Been investigating an unexpected bloat in one of my Python programs and stumbled upon this fairly surprising result. As I was storing a lot of short strings, I decided to see how much space a one character long string ('x') takes. As it turns out, a whole friggin' lot! Below I'm providing the structure used to store a string object in CPython, with all the macros expanded. Every string object gets a separate copy of this structure.
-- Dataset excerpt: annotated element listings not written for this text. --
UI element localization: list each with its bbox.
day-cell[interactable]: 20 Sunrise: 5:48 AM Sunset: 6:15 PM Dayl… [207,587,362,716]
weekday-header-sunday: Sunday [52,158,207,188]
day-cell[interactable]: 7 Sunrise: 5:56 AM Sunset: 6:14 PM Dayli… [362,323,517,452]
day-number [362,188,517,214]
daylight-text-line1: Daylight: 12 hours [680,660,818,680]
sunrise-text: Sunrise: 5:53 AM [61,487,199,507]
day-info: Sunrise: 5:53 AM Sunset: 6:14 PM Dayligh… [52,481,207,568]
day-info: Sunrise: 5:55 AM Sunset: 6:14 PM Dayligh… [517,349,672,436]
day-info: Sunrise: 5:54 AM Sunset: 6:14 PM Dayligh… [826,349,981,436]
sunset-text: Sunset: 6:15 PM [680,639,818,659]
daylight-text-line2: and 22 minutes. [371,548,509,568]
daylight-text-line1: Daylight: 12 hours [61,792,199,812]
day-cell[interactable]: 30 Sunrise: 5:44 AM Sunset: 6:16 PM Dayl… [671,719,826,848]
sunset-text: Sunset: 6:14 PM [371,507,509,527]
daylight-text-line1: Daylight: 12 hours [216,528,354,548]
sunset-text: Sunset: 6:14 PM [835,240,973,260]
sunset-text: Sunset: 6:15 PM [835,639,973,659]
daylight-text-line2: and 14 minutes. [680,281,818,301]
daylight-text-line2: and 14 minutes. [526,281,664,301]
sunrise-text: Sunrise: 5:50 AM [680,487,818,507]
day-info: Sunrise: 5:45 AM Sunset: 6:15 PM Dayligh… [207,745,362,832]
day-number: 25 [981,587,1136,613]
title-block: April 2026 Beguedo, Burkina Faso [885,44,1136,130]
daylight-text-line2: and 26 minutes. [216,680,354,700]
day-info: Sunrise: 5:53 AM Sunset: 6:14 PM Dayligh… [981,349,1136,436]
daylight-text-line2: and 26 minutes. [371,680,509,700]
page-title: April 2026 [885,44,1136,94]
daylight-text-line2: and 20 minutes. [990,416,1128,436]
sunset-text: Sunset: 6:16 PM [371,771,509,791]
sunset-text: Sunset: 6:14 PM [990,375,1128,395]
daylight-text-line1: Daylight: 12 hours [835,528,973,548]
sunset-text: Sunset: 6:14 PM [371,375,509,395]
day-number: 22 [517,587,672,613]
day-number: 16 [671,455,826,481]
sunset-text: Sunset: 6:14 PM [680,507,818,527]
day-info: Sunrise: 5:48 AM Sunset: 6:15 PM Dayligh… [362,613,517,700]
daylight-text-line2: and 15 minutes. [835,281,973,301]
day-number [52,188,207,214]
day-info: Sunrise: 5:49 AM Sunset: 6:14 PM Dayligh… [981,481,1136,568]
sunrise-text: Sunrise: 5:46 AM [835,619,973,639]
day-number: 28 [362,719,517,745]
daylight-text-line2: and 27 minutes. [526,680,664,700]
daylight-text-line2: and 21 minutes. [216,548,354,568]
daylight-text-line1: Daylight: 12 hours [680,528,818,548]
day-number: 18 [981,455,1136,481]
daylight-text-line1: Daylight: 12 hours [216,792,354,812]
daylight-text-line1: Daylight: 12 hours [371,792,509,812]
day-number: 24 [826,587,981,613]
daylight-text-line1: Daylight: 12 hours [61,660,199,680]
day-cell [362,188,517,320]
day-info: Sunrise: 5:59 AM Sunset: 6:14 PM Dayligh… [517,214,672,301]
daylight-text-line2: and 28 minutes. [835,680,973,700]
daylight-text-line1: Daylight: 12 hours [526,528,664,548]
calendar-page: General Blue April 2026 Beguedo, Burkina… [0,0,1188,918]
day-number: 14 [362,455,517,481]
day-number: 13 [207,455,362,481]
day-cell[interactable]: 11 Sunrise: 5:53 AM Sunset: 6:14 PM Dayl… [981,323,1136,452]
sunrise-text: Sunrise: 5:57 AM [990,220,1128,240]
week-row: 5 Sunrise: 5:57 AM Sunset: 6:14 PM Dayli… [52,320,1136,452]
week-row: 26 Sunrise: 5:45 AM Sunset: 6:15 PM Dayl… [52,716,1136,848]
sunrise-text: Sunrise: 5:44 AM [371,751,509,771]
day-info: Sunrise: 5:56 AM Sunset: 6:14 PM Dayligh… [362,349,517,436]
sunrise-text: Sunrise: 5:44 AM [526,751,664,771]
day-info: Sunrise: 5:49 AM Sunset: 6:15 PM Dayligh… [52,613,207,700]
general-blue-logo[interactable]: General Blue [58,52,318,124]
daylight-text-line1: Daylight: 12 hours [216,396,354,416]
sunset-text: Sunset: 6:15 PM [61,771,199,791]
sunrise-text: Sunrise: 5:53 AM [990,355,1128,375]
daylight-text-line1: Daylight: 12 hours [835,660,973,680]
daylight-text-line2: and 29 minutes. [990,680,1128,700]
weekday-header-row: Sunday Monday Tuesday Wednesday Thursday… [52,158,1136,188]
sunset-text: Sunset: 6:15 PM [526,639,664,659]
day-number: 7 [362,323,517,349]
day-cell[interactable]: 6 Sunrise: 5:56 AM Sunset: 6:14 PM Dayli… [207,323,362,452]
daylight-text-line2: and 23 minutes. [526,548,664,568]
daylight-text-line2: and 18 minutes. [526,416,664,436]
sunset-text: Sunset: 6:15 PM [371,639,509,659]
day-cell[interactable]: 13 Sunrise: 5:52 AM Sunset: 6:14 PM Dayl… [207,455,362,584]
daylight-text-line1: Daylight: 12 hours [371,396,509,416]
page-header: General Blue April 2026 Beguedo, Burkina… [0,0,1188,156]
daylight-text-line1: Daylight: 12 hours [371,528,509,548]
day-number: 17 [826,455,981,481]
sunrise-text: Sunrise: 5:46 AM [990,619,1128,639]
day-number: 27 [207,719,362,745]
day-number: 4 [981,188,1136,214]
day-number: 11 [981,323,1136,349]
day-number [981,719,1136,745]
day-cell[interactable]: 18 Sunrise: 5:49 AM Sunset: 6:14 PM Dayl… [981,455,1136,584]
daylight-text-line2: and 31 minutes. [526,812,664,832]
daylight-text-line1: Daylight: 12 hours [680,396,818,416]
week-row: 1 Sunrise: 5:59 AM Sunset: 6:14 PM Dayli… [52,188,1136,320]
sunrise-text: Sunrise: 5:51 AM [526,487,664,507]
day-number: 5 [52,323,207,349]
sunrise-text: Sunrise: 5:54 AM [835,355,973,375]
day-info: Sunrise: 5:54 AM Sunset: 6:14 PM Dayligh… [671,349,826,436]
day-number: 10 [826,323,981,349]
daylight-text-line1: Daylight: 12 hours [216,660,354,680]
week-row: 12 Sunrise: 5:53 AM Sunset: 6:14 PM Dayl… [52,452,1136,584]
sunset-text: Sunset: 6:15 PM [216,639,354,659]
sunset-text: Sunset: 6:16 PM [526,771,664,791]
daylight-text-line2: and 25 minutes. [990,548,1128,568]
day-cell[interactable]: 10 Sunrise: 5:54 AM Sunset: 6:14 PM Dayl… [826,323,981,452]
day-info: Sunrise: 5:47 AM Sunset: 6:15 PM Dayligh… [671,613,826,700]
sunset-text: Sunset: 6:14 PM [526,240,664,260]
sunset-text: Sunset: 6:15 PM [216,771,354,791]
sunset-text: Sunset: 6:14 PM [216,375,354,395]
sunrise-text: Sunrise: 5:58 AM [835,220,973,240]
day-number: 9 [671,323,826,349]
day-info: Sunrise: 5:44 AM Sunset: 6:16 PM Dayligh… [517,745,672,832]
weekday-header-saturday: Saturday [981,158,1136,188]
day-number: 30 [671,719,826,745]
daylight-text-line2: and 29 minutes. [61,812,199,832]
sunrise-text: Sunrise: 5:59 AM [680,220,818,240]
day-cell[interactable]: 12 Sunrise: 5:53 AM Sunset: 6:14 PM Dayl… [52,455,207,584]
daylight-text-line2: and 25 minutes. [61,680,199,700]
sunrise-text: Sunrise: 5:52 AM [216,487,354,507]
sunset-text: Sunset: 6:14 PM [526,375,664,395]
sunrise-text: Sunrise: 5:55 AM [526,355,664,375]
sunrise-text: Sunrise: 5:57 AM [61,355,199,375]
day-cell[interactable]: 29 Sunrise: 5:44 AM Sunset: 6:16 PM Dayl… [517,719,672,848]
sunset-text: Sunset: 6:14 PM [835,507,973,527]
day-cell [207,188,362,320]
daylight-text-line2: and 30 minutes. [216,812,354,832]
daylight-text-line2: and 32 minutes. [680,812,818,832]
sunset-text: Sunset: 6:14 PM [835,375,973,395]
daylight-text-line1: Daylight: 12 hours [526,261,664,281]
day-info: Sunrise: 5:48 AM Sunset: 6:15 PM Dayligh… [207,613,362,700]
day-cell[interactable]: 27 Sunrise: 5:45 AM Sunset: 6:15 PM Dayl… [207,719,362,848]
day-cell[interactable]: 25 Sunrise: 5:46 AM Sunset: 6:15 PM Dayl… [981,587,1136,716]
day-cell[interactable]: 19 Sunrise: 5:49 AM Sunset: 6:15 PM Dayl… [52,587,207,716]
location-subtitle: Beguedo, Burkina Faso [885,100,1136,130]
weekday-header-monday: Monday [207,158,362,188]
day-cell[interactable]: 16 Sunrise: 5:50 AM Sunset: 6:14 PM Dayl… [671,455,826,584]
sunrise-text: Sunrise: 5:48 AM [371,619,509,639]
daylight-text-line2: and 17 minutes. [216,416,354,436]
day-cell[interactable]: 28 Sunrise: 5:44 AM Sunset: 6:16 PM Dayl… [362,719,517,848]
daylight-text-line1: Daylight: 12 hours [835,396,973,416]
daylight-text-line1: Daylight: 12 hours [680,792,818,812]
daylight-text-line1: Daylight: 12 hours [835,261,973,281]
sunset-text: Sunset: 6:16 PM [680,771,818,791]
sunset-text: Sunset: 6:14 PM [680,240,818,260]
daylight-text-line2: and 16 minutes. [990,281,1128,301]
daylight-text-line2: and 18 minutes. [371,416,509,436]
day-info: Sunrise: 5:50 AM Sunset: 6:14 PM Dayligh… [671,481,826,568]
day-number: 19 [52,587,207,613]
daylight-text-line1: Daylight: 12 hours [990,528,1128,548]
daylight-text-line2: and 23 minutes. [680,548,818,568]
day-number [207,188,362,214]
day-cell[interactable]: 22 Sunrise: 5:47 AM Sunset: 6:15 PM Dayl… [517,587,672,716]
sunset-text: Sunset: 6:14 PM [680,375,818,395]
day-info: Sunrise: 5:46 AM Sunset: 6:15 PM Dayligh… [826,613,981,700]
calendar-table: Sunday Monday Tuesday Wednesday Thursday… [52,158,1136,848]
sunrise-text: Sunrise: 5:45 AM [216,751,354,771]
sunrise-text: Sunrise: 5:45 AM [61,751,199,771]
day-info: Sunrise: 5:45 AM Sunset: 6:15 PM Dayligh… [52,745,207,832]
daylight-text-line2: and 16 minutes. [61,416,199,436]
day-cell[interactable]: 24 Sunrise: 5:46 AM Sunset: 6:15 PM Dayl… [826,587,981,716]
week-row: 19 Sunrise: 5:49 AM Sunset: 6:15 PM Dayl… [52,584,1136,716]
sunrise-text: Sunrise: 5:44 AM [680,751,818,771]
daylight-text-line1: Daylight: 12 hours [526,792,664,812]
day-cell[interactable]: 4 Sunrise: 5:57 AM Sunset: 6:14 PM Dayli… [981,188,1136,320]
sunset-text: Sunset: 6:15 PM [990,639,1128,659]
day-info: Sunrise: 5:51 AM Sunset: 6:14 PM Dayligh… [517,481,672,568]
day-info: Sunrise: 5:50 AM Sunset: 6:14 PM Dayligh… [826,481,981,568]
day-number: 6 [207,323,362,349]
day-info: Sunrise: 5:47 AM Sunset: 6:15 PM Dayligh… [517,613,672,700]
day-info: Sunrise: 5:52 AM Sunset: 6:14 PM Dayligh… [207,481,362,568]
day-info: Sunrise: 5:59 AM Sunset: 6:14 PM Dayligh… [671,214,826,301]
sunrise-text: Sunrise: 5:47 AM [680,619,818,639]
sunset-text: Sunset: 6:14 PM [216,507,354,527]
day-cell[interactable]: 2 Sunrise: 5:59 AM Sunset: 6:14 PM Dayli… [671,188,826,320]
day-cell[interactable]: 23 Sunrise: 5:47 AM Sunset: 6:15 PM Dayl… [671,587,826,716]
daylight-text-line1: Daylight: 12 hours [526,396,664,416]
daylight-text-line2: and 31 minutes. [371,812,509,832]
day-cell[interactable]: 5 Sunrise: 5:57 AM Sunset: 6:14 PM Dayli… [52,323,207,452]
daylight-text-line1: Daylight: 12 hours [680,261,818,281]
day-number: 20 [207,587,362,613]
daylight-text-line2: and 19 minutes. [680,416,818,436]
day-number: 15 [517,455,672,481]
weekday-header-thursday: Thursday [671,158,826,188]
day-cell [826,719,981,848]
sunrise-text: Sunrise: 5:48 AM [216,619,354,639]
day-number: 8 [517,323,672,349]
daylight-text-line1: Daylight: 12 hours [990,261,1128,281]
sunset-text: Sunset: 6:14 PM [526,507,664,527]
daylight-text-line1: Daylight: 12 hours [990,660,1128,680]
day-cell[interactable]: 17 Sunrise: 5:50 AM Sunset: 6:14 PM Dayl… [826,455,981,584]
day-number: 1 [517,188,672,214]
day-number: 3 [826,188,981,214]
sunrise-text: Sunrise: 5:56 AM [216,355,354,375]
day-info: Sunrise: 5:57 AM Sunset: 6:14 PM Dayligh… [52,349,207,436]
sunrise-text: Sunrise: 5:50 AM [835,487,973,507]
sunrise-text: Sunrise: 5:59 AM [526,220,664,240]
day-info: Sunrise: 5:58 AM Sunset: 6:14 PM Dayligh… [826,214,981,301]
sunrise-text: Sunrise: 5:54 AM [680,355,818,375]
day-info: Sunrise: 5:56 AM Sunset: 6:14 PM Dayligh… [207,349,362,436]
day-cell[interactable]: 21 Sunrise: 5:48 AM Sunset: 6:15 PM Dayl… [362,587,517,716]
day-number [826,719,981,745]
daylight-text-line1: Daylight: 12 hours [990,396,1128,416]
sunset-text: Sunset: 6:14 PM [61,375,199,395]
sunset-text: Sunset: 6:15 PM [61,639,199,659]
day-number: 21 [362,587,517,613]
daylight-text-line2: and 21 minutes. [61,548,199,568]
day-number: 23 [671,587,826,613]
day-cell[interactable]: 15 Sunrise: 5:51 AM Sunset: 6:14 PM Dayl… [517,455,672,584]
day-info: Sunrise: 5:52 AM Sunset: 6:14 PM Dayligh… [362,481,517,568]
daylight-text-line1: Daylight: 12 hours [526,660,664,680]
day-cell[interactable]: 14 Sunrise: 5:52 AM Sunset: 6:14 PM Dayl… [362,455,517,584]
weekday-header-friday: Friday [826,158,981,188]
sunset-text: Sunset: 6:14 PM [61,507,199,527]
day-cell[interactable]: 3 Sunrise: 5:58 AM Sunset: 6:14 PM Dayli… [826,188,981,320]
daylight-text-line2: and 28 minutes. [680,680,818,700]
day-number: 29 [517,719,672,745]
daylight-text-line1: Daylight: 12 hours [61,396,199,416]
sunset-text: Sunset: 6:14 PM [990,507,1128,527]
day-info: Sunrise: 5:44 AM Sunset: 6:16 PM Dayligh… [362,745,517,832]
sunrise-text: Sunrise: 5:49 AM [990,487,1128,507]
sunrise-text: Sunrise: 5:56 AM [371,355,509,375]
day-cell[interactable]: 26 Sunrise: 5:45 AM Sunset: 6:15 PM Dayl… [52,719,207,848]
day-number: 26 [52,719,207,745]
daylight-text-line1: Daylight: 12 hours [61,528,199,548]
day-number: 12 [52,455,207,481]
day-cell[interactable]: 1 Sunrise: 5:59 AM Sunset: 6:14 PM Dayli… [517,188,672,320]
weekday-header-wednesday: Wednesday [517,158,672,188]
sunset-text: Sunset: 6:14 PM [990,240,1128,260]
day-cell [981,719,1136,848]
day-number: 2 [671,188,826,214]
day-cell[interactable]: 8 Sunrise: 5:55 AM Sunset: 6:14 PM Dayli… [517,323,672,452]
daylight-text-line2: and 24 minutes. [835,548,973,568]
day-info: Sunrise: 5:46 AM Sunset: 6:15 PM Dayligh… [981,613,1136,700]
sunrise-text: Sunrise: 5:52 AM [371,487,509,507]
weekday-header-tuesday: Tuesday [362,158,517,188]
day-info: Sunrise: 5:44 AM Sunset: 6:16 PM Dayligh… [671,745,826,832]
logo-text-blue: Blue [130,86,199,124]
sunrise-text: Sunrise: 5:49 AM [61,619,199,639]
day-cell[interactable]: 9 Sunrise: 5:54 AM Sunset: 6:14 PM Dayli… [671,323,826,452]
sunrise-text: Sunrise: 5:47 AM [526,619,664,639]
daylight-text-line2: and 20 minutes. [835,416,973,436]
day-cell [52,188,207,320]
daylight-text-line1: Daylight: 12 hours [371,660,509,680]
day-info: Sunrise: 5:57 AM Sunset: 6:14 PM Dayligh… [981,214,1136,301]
See unicodeobject.h and object.h for details.

The data below pertains to the 64-bit interpreter version, on the 32-bit version the total size should be smaller.

typedef struct {
    /* _PyObject_HEAD_EXTRA */
    /* me: All objects are linked in a list. */
    struct _object *_ob_next;
    struct _object *_ob_prev;
    /* PyObject_HEAD */
    /* me: Py_ssize_t is 4 bytes long. */
    Py_ssize_t ob_refcnt
    struct _typeobject *ob_type;
    Py_ssize_t length;          /* Number of code points in the string */
    /* me: Py_hash_t is 4 bytes long. */
    Py_hash_t hash;             /* Hash value; -1 if not set */
    struct {
        unsigned int interned:2;
        unsigned int kind:3;
        unsigned int compact:1;
        unsigned int ascii:1;
        unsigned int ready:1;
        unsigned int :24;
    } state;
    wchar_t *wstr;              /* wchar_t representation (null-terminated) */
} PyASCIIObject;

Total = sizeof(PyAscIIObject) + strlen('x') = 48 + 2 = 50. The same number can be obtained from within Python by using the standard sys.getsizeof() function:
>>> sys.getsizeof('x')
50

50 bytes to store a single character string. Yikes!

P.S. One seemingly obvious optimization would be to lay objects in memory in a way that logically adjacent objects are close to each other in memory, so instead of using 8-byte pointers 2/4-byte offsets would suffice. (I'm a newbie though, so I have absolutely no clue how feasible that would be in CPython.)